The various numbers are between 1-999 so it needs some kind of wildcard.
Please can somebody show me how to do it? Thanks!
You'll want to use Python's re library, and in particular the re.sub function:
import re # re is Python's regex library
SAMPLE_TEXT = "\t\t45\t\tbsadfd\t\t839\t\tds532\t\t0\t\t" # Test text to run the regex on
# Run the regex using re.sub (for substitute)
# re.sub takes three arguments: the regex expression,
# a function to return the substituted text,
# and the text you're running the regex on.
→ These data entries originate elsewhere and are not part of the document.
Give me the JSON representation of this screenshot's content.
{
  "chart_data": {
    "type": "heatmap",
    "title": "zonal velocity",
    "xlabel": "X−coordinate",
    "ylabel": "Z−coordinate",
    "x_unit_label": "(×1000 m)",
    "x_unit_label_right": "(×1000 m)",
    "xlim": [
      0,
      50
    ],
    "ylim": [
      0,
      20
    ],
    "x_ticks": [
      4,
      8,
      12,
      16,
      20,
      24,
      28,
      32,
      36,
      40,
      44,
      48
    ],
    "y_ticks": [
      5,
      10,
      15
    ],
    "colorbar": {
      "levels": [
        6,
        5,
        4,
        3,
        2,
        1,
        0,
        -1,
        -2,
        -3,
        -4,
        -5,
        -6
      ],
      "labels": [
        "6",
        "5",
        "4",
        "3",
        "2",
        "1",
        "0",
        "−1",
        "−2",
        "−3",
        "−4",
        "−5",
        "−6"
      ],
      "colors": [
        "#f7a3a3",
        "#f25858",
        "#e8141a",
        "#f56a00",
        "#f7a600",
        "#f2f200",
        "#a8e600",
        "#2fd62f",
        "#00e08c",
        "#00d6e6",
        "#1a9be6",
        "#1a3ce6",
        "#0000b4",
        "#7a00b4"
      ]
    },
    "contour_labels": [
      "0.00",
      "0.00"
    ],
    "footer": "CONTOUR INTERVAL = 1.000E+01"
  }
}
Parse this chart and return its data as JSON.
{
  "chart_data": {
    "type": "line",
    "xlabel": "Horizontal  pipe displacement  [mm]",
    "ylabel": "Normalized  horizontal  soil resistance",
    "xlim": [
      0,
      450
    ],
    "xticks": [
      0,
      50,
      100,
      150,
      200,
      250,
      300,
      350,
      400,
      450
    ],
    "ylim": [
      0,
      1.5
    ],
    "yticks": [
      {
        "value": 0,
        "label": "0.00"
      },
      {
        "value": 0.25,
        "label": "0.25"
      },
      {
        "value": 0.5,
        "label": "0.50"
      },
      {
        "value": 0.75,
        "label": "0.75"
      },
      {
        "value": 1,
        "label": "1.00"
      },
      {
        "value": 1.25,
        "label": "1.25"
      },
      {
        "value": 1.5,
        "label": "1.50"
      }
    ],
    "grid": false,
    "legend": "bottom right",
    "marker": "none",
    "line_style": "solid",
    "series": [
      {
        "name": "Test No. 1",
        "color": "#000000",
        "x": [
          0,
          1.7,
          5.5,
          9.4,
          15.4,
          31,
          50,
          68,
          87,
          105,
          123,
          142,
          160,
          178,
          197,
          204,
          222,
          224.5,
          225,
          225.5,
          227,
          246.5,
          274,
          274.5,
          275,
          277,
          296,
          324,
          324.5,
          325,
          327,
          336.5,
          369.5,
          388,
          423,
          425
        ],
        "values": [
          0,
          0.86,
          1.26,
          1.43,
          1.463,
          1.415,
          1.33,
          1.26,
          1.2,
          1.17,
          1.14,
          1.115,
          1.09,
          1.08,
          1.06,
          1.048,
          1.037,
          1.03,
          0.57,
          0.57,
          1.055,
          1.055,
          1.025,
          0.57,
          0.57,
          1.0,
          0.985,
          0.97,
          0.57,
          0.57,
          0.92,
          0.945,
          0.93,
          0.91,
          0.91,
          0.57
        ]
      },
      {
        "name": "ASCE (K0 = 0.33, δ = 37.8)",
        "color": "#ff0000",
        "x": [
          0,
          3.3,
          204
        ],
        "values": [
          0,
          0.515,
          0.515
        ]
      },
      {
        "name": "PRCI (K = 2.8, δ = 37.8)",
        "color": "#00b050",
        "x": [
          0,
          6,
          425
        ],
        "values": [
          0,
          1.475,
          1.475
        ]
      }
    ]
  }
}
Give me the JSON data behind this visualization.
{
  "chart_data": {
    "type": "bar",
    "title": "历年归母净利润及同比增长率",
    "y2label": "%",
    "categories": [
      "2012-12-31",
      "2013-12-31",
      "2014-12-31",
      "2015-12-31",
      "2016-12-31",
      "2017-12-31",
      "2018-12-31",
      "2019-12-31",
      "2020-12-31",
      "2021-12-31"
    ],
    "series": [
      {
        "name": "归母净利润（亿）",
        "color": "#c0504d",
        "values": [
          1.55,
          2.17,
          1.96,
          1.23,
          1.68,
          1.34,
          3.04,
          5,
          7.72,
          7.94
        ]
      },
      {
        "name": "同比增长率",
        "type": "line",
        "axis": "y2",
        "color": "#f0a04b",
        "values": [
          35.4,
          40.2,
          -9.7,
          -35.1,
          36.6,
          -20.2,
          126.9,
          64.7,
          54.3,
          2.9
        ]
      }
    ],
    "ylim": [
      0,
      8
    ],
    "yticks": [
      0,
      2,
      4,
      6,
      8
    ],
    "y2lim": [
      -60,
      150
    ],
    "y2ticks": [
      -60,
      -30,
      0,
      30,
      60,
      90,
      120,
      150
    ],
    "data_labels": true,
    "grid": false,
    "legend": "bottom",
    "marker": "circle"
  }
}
# The regex looks for substrings of the form:
# Two tabs ("\t\t"), followed by one to three digits 0-9 ("[0-9]{1,3}"),
# followed by two more tabs.
# The lambda function takes in a match object x,
# and returns the full text of that object (x.group(0))
# with "TEXT" prepended.
output = re.sub("\t\t[0-9]{1,3}\t\t",
lambda x: "TEXT" + x.group(0),
SAMPLE_TEXT)
print output # Print the resulting string.